Therapy animals are not the same as service animals. Service animals, such as guide dogs for the blind, are trained to do tasks for people with disabilities and illnesses. Therapy animals and their owners do go through classes through the organizations to which they belong, but that is to ensure that they will be well-behaved.
The events at public libraries result in other benefits beyond the reading, said Kate Lilly, owner of therapy dog Ezra and a teacher at The Joy School. “Some children and their families come in with some big fears about dogs. These visits ease those.” Others note that foreign families, hailing from countries with no tradition of keeping pets, come to meet companion animals. Some, thinking of getting a pet themselves, pepper owners with questions.

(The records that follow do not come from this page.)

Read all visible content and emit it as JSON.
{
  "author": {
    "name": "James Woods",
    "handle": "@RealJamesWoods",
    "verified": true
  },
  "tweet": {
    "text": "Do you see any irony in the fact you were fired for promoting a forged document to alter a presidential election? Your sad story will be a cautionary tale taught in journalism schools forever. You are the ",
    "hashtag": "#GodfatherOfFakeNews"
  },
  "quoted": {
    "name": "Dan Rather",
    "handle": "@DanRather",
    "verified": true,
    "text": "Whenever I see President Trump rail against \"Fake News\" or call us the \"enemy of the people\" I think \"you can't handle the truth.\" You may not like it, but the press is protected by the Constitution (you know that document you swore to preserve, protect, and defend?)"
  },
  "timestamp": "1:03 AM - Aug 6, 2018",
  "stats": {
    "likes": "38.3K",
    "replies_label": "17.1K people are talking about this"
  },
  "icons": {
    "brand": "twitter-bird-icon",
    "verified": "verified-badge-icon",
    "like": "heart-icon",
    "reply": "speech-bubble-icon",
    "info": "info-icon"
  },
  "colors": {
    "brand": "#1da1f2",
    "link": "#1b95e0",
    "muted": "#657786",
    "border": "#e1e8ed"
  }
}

And everyone – child, adult, human, animal – ends up happier for the experience.
Where and when
Spring Branch-Memorial Branch Library, 930 Corbindale, 713-464-1633, first Wednesday of month, 4-5 p.m. (Registration for time slots begins at 3:30 p.m.)
Bellaire Library, 5111 Jessamine, 713-662-8160, first Saturday of month, 10:30-11:30 a.m. (Bellaire Library will be closed Sept. 3 for Labor Day Weekend. That month, the event will be held Sept. 9.)
Looscan Neighborhood Library, 832-393-1900, 2510 Willowick, second Saturday of month, 3:30-4:30 p.m. (Note: The Looscan Neighborhood Library has not yet reopened after Harvey. Call the library for updates.)